Some Ways to Navigate Change

Some Ways to Navigate Change
As of late, I've been thinking and working on how to change my habits, my business, my art practice, and a myriad amount of other relationships—with the internet, with friends and family, with social justice, and with myself.

Many, many others I know are also navigating profound changes. Life-altering, mindset-altering change. Whether you are dealing with an external shake-up or many internal shifts that need refining and attention- we always need support as we ride the choppy waves.

We all know that life is changing all around us, yet it is one of the things we fear the most. Landing on some real ways to deal with and navigate change in a quickly changing world is of utmost importance. I dwell on this subject a lot. Below are a few, non-exhaustive, practical tips that can help you navigate change.

Change is rarely comfortable.
This one is a no-brainer, but we forget in the moment. Change— even beautiful, wonderful change— just plain feels uncomfortable. Painful, usually. If the change you are in is very, very sharp and hurts, that makes sense. Breathe. Cry. Feel the feelings and sensations that come in. Remind yourself that the uncomfortableness is part of it. You can locate the pain in your body, your heart. You can ask it what it needs. You can give it what it needs by giving it attention.

Identify the places that scare you as a site of freedom.
Your ego is going to want to keep things the same. Egos REALLY hate an upheaval or an upgrade! And I'm defining these things as something that are helpful and healthy—not "better" or "more". Our ego is what keeps us safe. When we make a big decision, it freaks out. It tries to pull us back into the known. The ego thinks the known is always better than the unknown. Even if the "known" is well, kind of crappy. This is where the inner saboteur comes in. This is where you find yourself, almost like a zombie, reaching for the cig/ the phone/ the ex/ the whatever. This is when we can name what scares us the most about this change. In this fear, usually, we find what our deepest desires are. Our deepest desires are usually the opposite or are tied to, what scares us the most. Sometimes receiving our desires are what scares us the most. Spend some time this week, this month, reflecting on what scares you. Really identify how you may be set free in some way through working with these scary, shadowy parts.

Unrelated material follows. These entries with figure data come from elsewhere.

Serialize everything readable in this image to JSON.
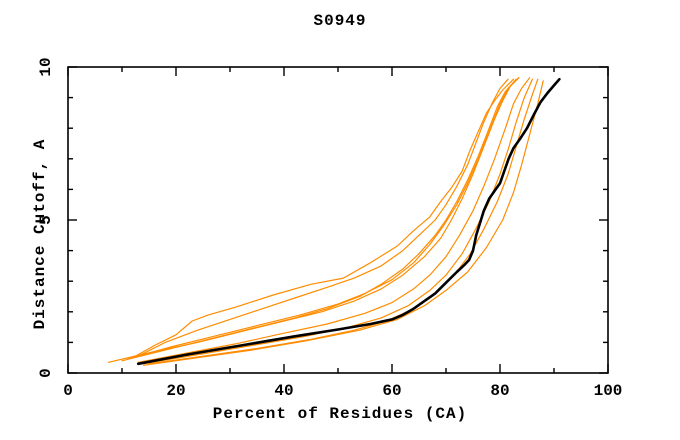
{
  "title": "S0949",
  "chart_data": {
    "type": "line",
    "title": "S0949",
    "xlabel": "Percent of Residues (CA)",
    "ylabel": "Distance Cutoff, A",
    "xlim": [
      0,
      100
    ],
    "ylim": [
      0,
      10
    ],
    "x_tick_labels": [
      "0",
      "20",
      "40",
      "60",
      "80",
      "100"
    ],
    "x_major_ticks": [
      0,
      20,
      40,
      60,
      80,
      100
    ],
    "x_minor_step": 10,
    "y_tick_labels": [
      "0",
      "5",
      "10"
    ],
    "y_major_ticks": [
      0,
      5,
      10
    ],
    "y_minor_step": 1,
    "grid": false,
    "legend": "none",
    "frame": "box-with-inward-ticks",
    "colors": {
      "model_lines": "#ff8c00",
      "reference_line": "#000000",
      "background": "#ffffff"
    },
    "series": [
      {
        "name": "reference-black",
        "color": "#000000",
        "width": 2.6,
        "points": [
          [
            13,
            0.3
          ],
          [
            22,
            0.6
          ],
          [
            32,
            0.9
          ],
          [
            42,
            1.2
          ],
          [
            50,
            1.42
          ],
          [
            56,
            1.6
          ],
          [
            60,
            1.75
          ],
          [
            62,
            1.9
          ],
          [
            64,
            2.1
          ],
          [
            66,
            2.35
          ],
          [
            68,
            2.6
          ],
          [
            70,
            2.95
          ],
          [
            72,
            3.3
          ],
          [
            73.5,
            3.55
          ],
          [
            74.3,
            3.7
          ],
          [
            75,
            4.0
          ],
          [
            75.6,
            4.5
          ],
          [
            76.3,
            4.9
          ],
          [
            77,
            5.3
          ],
          [
            78,
            5.7
          ],
          [
            79,
            5.95
          ],
          [
            80,
            6.2
          ],
          [
            80.8,
            6.6
          ],
          [
            81.6,
            7.0
          ],
          [
            82.5,
            7.35
          ],
          [
            83.7,
            7.65
          ],
          [
            85,
            8.0
          ],
          [
            86.3,
            8.45
          ],
          [
            87.5,
            8.85
          ],
          [
            88.8,
            9.15
          ],
          [
            90,
            9.4
          ],
          [
            91,
            9.6
          ]
        ]
      },
      {
        "name": "model-1",
        "color": "#ff8c00",
        "width": 1.2,
        "points": [
          [
            12,
            0.5
          ],
          [
            16,
            0.9
          ],
          [
            20,
            1.25
          ],
          [
            23,
            1.7
          ],
          [
            26,
            1.9
          ],
          [
            31,
            2.15
          ],
          [
            38,
            2.55
          ],
          [
            45,
            2.9
          ],
          [
            51,
            3.1
          ],
          [
            56,
            3.6
          ],
          [
            61,
            4.15
          ],
          [
            64,
            4.65
          ],
          [
            67,
            5.1
          ],
          [
            69,
            5.6
          ],
          [
            71,
            6.05
          ],
          [
            73,
            6.6
          ],
          [
            74.5,
            7.3
          ],
          [
            76,
            7.9
          ],
          [
            77.5,
            8.5
          ],
          [
            79,
            8.9
          ],
          [
            80.5,
            9.25
          ],
          [
            82.5,
            9.6
          ]
        ]
      },
      {
        "name": "model-2",
        "color": "#ff8c00",
        "width": 1.2,
        "points": [
          [
            13,
            0.55
          ],
          [
            18,
            1.0
          ],
          [
            24,
            1.4
          ],
          [
            30,
            1.75
          ],
          [
            36,
            2.1
          ],
          [
            42,
            2.45
          ],
          [
            48,
            2.8
          ],
          [
            53,
            3.1
          ],
          [
            58,
            3.5
          ],
          [
            62,
            4.0
          ],
          [
            65,
            4.5
          ],
          [
            68,
            5.0
          ],
          [
            70,
            5.5
          ],
          [
            72,
            6.1
          ],
          [
            74,
            6.8
          ],
          [
            75.5,
            7.5
          ],
          [
            77,
            8.2
          ],
          [
            78.5,
            8.8
          ],
          [
            80,
            9.3
          ],
          [
            81.5,
            9.6
          ]
        ]
      },
      {
        "name": "model-3",
        "color": "#ff8c00",
        "width": 1.2,
        "points": [
          [
            10,
            0.4
          ],
          [
            18,
            0.75
          ],
          [
            26,
            1.1
          ],
          [
            34,
            1.45
          ],
          [
            42,
            1.8
          ],
          [
            48,
            2.1
          ],
          [
            54,
            2.5
          ],
          [
            58,
            2.9
          ],
          [
            62,
            3.4
          ],
          [
            65,
            3.9
          ],
          [
            68,
            4.5
          ],
          [
            70,
            5.0
          ],
          [
            72,
            5.6
          ],
          [
            74,
            6.3
          ],
          [
            76,
            7.1
          ],
          [
            78,
            8.0
          ],
          [
            79.5,
            8.7
          ],
          [
            81,
            9.2
          ],
          [
            83,
            9.6
          ]
        ]
      },
      {
        "name": "model-4",
        "color": "#ff8c00",
        "width": 1.2,
        "points": [
          [
            7.5,
            0.35
          ],
          [
            16,
            0.7
          ],
          [
            24,
            1.0
          ],
          [
            32,
            1.35
          ],
          [
            40,
            1.7
          ],
          [
            47,
            2.0
          ],
          [
            53,
            2.35
          ],
          [
            58,
            2.75
          ],
          [
            62,
            3.2
          ],
          [
            66,
            3.8
          ],
          [
            69,
            4.4
          ],
          [
            71,
            5.0
          ],
          [
            73,
            5.7
          ],
          [
            75,
            6.5
          ],
          [
            77,
            7.4
          ],
          [
            79,
            8.3
          ],
          [
            80.5,
            8.9
          ],
          [
            82,
            9.4
          ],
          [
            83.5,
            9.65
          ]
        ]
      },
      {
        "name": "model-5",
        "color": "#ff8c00",
        "width": 1.2,
        "points": [
          [
            13,
            0.35
          ],
          [
            22,
            0.65
          ],
          [
            31,
            0.95
          ],
          [
            40,
            1.3
          ],
          [
            48,
            1.6
          ],
          [
            55,
            1.95
          ],
          [
            60,
            2.3
          ],
          [
            64,
            2.75
          ],
          [
            67,
            3.2
          ],
          [
            70,
            3.8
          ],
          [
            72.5,
            4.5
          ],
          [
            75,
            5.3
          ],
          [
            77,
            6.1
          ],
          [
            79,
            7.0
          ],
          [
            81,
            8.0
          ],
          [
            82.5,
            8.8
          ],
          [
            84,
            9.3
          ],
          [
            85.5,
            9.65
          ]
        ]
      },
      {
        "name": "model-6",
        "color": "#ff8c00",
        "width": 1.2,
        "points": [
          [
            14,
            0.3
          ],
          [
            24,
            0.6
          ],
          [
            34,
            0.9
          ],
          [
            44,
            1.2
          ],
          [
            52,
            1.5
          ],
          [
            58,
            1.8
          ],
          [
            63,
            2.2
          ],
          [
            67,
            2.7
          ],
          [
            70,
            3.2
          ],
          [
            73,
            3.9
          ],
          [
            75.5,
            4.7
          ],
          [
            78,
            5.6
          ],
          [
            80,
            6.5
          ],
          [
            81.5,
            7.3
          ],
          [
            83,
            8.2
          ],
          [
            84.5,
            9.0
          ],
          [
            86,
            9.6
          ]
        ]
      },
      {
        "name": "model-7",
        "color": "#ff8c00",
        "width": 1.2,
        "points": [
          [
            15,
            0.3
          ],
          [
            25,
            0.55
          ],
          [
            35,
            0.8
          ],
          [
            45,
            1.1
          ],
          [
            53,
            1.4
          ],
          [
            59,
            1.7
          ],
          [
            64,
            2.1
          ],
          [
            68,
            2.6
          ],
          [
            71.5,
            3.2
          ],
          [
            74.5,
            3.9
          ],
          [
            77,
            4.7
          ],
          [
            79.5,
            5.6
          ],
          [
            81.5,
            6.5
          ],
          [
            83,
            7.4
          ],
          [
            84.5,
            8.3
          ],
          [
            86,
            9.1
          ],
          [
            87,
            9.6
          ]
        ]
      },
      {
        "name": "model-8",
        "color": "#ff8c00",
        "width": 1.2,
        "points": [
          [
            14,
            0.25
          ],
          [
            24,
            0.5
          ],
          [
            34,
            0.75
          ],
          [
            44,
            1.05
          ],
          [
            54,
            1.4
          ],
          [
            61,
            1.75
          ],
          [
            66,
            2.2
          ],
          [
            70,
            2.7
          ],
          [
            74,
            3.3
          ],
          [
            77.5,
            4.1
          ],
          [
            80.5,
            5.0
          ],
          [
            82.5,
            5.9
          ],
          [
            84,
            6.8
          ],
          [
            85.5,
            7.8
          ],
          [
            87,
            8.8
          ],
          [
            88,
            9.55
          ]
        ]
      },
      {
        "name": "model-9",
        "color": "#ff8c00",
        "width": 1.2,
        "points": [
          [
            11,
            0.45
          ],
          [
            19,
            0.85
          ],
          [
            27,
            1.2
          ],
          [
            35,
            1.55
          ],
          [
            43,
            1.9
          ],
          [
            50,
            2.25
          ],
          [
            55,
            2.6
          ],
          [
            60,
            3.05
          ],
          [
            64,
            3.6
          ],
          [
            67,
            4.2
          ],
          [
            69.5,
            4.8
          ],
          [
            72,
            5.5
          ],
          [
            74,
            6.2
          ],
          [
            76,
            7.0
          ],
          [
            78,
            7.9
          ],
          [
            80,
            8.8
          ],
          [
            81.5,
            9.3
          ],
          [
            83.5,
            9.65
          ]
        ]
      }
    ]
  }
}
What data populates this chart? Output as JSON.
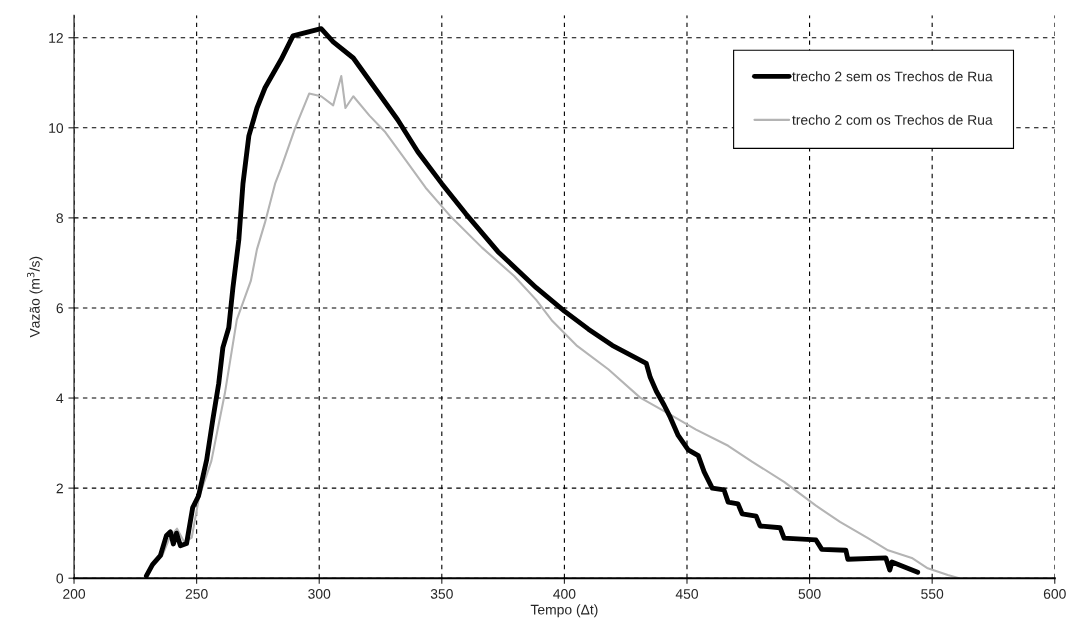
{
  "chart_data": {
    "type": "line",
    "xlabel": "Tempo (Δt)",
    "ylabel": "Vazão (m$^{3}$/s)",
    "xlim": [
      200,
      600
    ],
    "xticks": [
      200,
      250,
      300,
      350,
      400,
      450,
      500,
      550,
      600
    ],
    "ylim": [
      0,
      12.5
    ],
    "yticks": [
      0,
      2,
      4,
      6,
      8,
      10,
      12
    ],
    "grid": true,
    "legend": "top right",
    "line_style": "solid",
    "marker": "none",
    "series": [
      {
        "name": "trecho 2 sem os Trechos de Rua",
        "color": "#000000",
        "x": [
          229.5,
          232,
          235.2,
          237.7,
          239.3,
          240.5,
          241.8,
          243.4,
          245.9,
          248.4,
          250.8,
          254.1,
          256.6,
          259,
          260.7,
          263.1,
          264.8,
          267.2,
          268.9,
          271.3,
          274.6,
          277.9,
          284.4,
          289.3,
          300.8,
          305.7,
          313.9,
          323.8,
          332,
          340.2,
          350,
          359.8,
          372.9,
          388.5,
          400,
          409.8,
          419.5,
          433.4,
          435,
          437.5,
          440.7,
          443.2,
          446.4,
          450.5,
          454.6,
          457,
          460.3,
          465.1,
          466.8,
          470.8,
          472.5,
          478.2,
          479.8,
          488,
          489.6,
          502.6,
          505,
          514.8,
          515.6,
          531.1,
          532.7,
          533.6,
          544.1
        ],
        "values": [
          0.05,
          0.3,
          0.5,
          0.95,
          1.03,
          0.76,
          1.0,
          0.72,
          0.77,
          1.57,
          1.83,
          2.63,
          3.52,
          4.32,
          5.12,
          5.56,
          6.45,
          7.51,
          8.76,
          9.82,
          10.44,
          10.89,
          11.51,
          12.04,
          12.2,
          11.91,
          11.55,
          10.8,
          10.18,
          9.47,
          8.76,
          8.09,
          7.25,
          6.45,
          5.93,
          5.53,
          5.17,
          4.77,
          4.46,
          4.15,
          3.84,
          3.57,
          3.17,
          2.85,
          2.72,
          2.36,
          2.0,
          1.96,
          1.69,
          1.65,
          1.43,
          1.38,
          1.16,
          1.12,
          0.89,
          0.85,
          0.64,
          0.62,
          0.42,
          0.45,
          0.18,
          0.36,
          0.13
        ]
      },
      {
        "name": "trecho 2 com os Trechos de Rua",
        "color": "#b4b4b4",
        "x": [
          236,
          239,
          242,
          245,
          248,
          251,
          256,
          261.5,
          266.4,
          272.1,
          274.6,
          277.9,
          282,
          284.4,
          290.2,
          295.9,
          300.8,
          305.7,
          309,
          310.7,
          313.9,
          320.5,
          327,
          335.2,
          343.4,
          353.3,
          366.4,
          379.5,
          388.5,
          395.1,
          404.9,
          417.9,
          430.9,
          442.3,
          453.7,
          466.8,
          476.5,
          489.6,
          502.6,
          512.4,
          523.8,
          532,
          541.7,
          548.2,
          556.4,
          561
        ],
        "values": [
          0.5,
          0.9,
          1.1,
          0.8,
          0.9,
          1.8,
          2.6,
          4.1,
          5.74,
          6.6,
          7.3,
          7.9,
          8.76,
          9.1,
          10.0,
          10.76,
          10.7,
          10.5,
          11.15,
          10.44,
          10.7,
          10.27,
          9.9,
          9.29,
          8.67,
          8.05,
          7.34,
          6.71,
          6.18,
          5.71,
          5.17,
          4.64,
          4.01,
          3.66,
          3.3,
          2.94,
          2.59,
          2.14,
          1.61,
          1.25,
          0.89,
          0.62,
          0.45,
          0.22,
          0.07,
          0
        ]
      }
    ]
  }
}
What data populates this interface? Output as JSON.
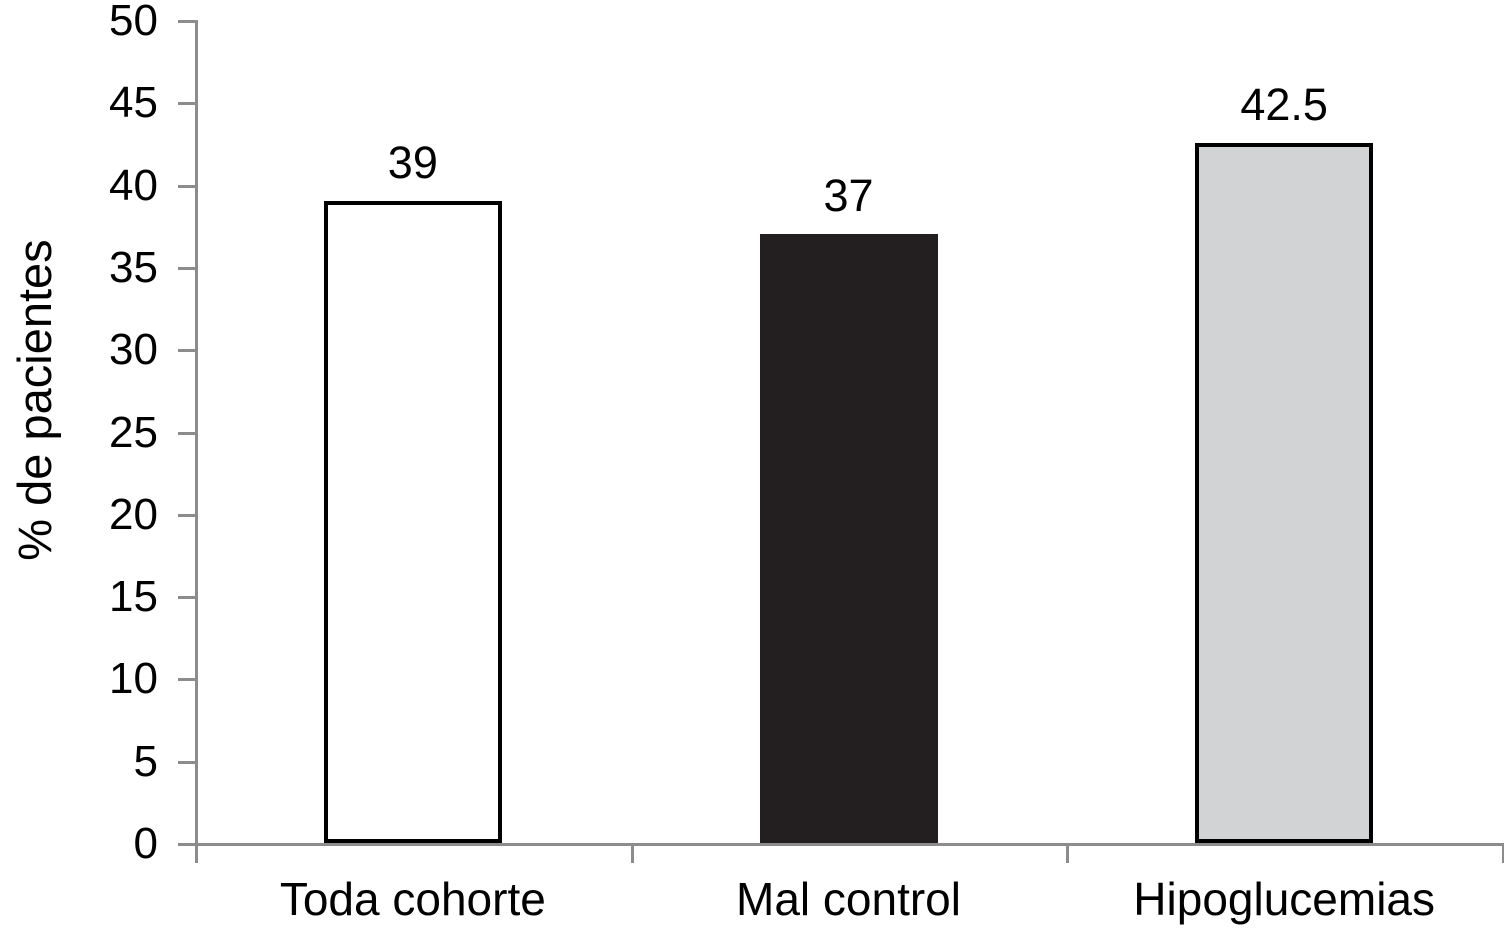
{
  "chart_data": {
    "type": "bar",
    "title": "",
    "xlabel": "",
    "ylabel": "% de pacientes",
    "categories": [
      "Toda cohorte",
      "Mal control",
      "Hipoglucemias"
    ],
    "values": [
      39,
      37,
      42.5
    ],
    "value_labels": [
      "39",
      "37",
      "42.5"
    ],
    "ylim": [
      0,
      50
    ],
    "ytick_step": 5,
    "ytick_labels": [
      "0",
      "5",
      "10",
      "15",
      "20",
      "25",
      "30",
      "35",
      "40",
      "45",
      "50"
    ],
    "grid": false,
    "legend": false,
    "bar_styles": [
      {
        "name": "toda-cohorte-bar",
        "fill": "#ffffff",
        "border": "#000000"
      },
      {
        "name": "mal-control-bar",
        "fill": "#231f20",
        "border": "#231f20"
      },
      {
        "name": "hipoglucemias-bar",
        "fill": "#d1d3d4",
        "border": "#000000"
      }
    ],
    "axis_color": "#8c8c8c",
    "text_color": "#000000",
    "background_color": "#ffffff"
  }
}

Maybe you need to fill the void.
Magic really, really loves a void. Humans really, really do. That's why we fill up our time with busy. That's why it can be sooooo hard to quit our behaviors. If you are trying to quit something — a relationship, a habit, fill your time up with something better. Something productive, like scrubbing the tub. Listening to a podcast. Writing a loved one a letter. Transform your time by replacing the old with the different. Or, you can do what I did when I quit dairy last year. I bought every dairy replacement ice cream or nut cheese I wanted and shoved my face with them when I was having a craving. Maybe, especially in the beginning, you still need to fill a void. The following are some activities that will always make you feel good: reading, meditating, laying on the floor listening to ocean waves with your legs up the wall, going on a walk, sitting outside, volunteering, looking at art in the real world, staring at baby animals on the internet, cooking food ahead of time and freezing it...

Maybe you need to be in the void.
Conversely, you might just need to do nothing. You might need to stare into space. Not introduce anything new. Be ok with the void. For, it is in the void, that true transformation takes place. Seeds grow in the dark. We grow most when we are sleeping. If you are feeling the deep need to rest, to meditate, to nap, to do almost nothing other than the bare minimum of your life, then, well, give yourself permission at this time to do that.

Focus on what you want instead of what you don't.
Again, this is a no-brainer. But do we really DO this, in real life? We say we want healthy relationships, but we might meet up with a cruel ex. Be loving as you assess how you spend your mental and emotional energy. Focus on what you want, what feels good, during times of change. An accountability buddy might help here.

Keep your future self in mind.
When making decisions, ask yourself: would my future self be grateful? Making big changes, saying no, beginning to work on that creative project, etc., might feel excruciating in the moment. Envision your future self when making decisions. You love her, right? And she loves you! Use the infinity loop of this future love and appreciation to step forward into needed risks and upcoming shifts.

Be gentle with yourself.
Through all this change, be gentle. Give yourself a break. Cut yourself some slack. Be loving, not judging. Pause. Remember that this is a process. Treat yourself with care.

This too shall pass.
My mother used to tell me this all the time when I used to call her crying, and it is true. Nothing lasts forever- even really, really terrible circumstances. You might just need to weather the storm as best you can, knowing that this change will move on to another change, eventually.